For these large companies, the compliance cost is going to be significant. Section 4 mandates incredibly detailed documentation. They must compare the new algorithm's performance against the old way of doing things, keep meticulous records of stakeholder consultations, and continually test for privacy risks. Most importantly, they must check for bias and differential outcomes based on protected characteristics like race or age. If they find a significant negative impact, they have to try and fix it immediately. If they choose not to fix it, they must document a compelling, non-discriminatory reason why.
To enforce these complex rules, the FTC is getting a major overhaul under Section 8. The bill establishes a brand new Bureau of Technology within the FTC, led by a Chief Technologist. Crucially, the FTC Chair is authorized to hire at least 75 specialized staff—engineers, data scientists, and privacy experts—bypassing standard federal civil service hiring rules. This is a clear signal that the government recognizes it needs technical muscle to regulate modern tech, but bypassing those standard hiring checks is a big move that concentrates significant power in the agency's hands.
While the full, proprietary Impact Assessments remain confidential (Section 4), the public will get a limited view. Covered Entities must submit annual “Summary Reports” to the FTC, detailing their testing methods, performance metrics, and any negative impacts found and mitigated. Section 6 requires the FTC to take this information and create a publicly accessible, searchable online database.
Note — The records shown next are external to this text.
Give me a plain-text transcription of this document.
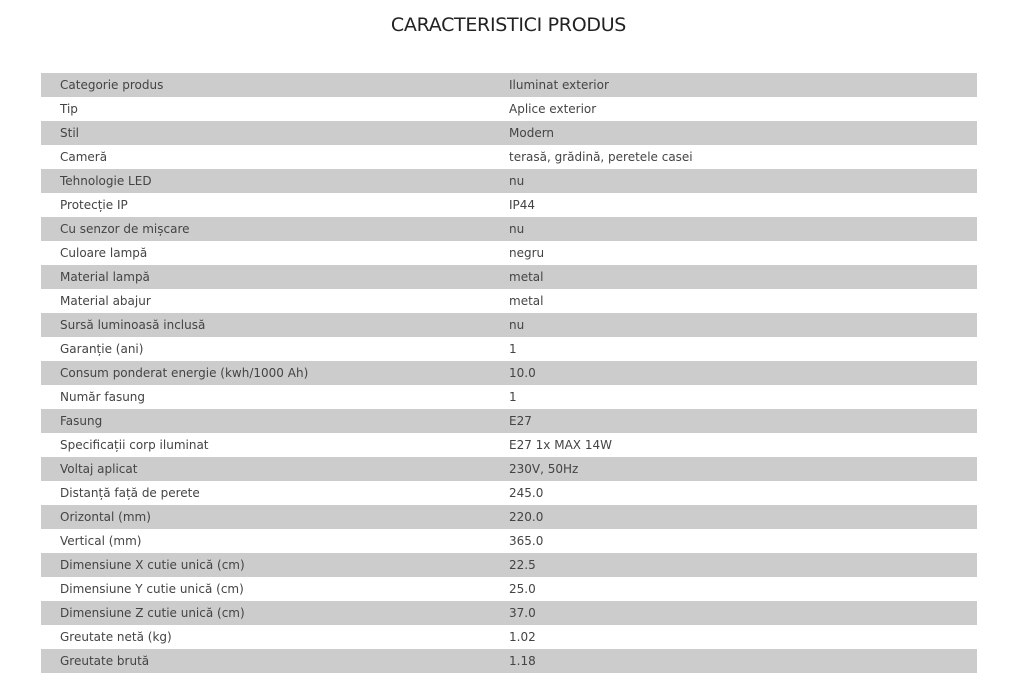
CARACTERISTICI PRODUS
Categorie produs	Iluminat exterior
Tip	Aplice exterior
Stil	Modern
Cameră	terasă, grădină, peretele casei
Tehnologie LED	nu
Protecție IP	IP44
Cu senzor de mișcare	nu
Culoare lampă	negru
Material lampă	metal
Material abajur	metal
Sursă luminoasă inclusă	nu
Garanție (ani)	1
Consum ponderat energie (kwh/1000 Ah)	10.0
Număr fasung	1
Fasung	E27
Specificații corp iluminat	E27 1x MAX 14W
Voltaj aplicat	230V, 50Hz
Distanță față de perete	245.0
Orizontal (mm)	220.0
Vertical (mm)	365.0
Dimensiune X cutie unică (cm)	22.5
Dimensiune Y cutie unică (cm)	25.0
Dimensiune Z cutie unică (cm)	37.0
Greutate netă (kg)	1.02
Greutate brută	1.18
This repository won't reveal trade secrets, but it will list the company, what critical decision the algorithm makes (e.g., approving job applicants), the data sources used, and, most importantly for consumers, a link to instructions on how to appeal or correct a decision made by that specific algorithm. For researchers and consumer advocates, this is huge—it provides the first high-level, standardized look at how AI is being deployed across critical sectors.
If you're applying for an apartment, a loan, or a new job, this Act is designed to protect you from being unfairly screened out by an algorithm that was never properly checked for bias. If the system denies you, the company will eventually have to provide a clear path for appeal, and the FTC will have the technical staff to investigate if that system is fundamentally unfair.
For companies, the message is clear: accountability is coming, and it's expensive. The bill sets a detailed federal standard, but Section 11 explicitly states that this law does not preempt state or local laws. This means if your state or city passes stricter AI accountability rules, those rules still apply. This lack of preemption ensures that the federal law acts as a floor, not a ceiling, for consumer protection in the age of algorithms.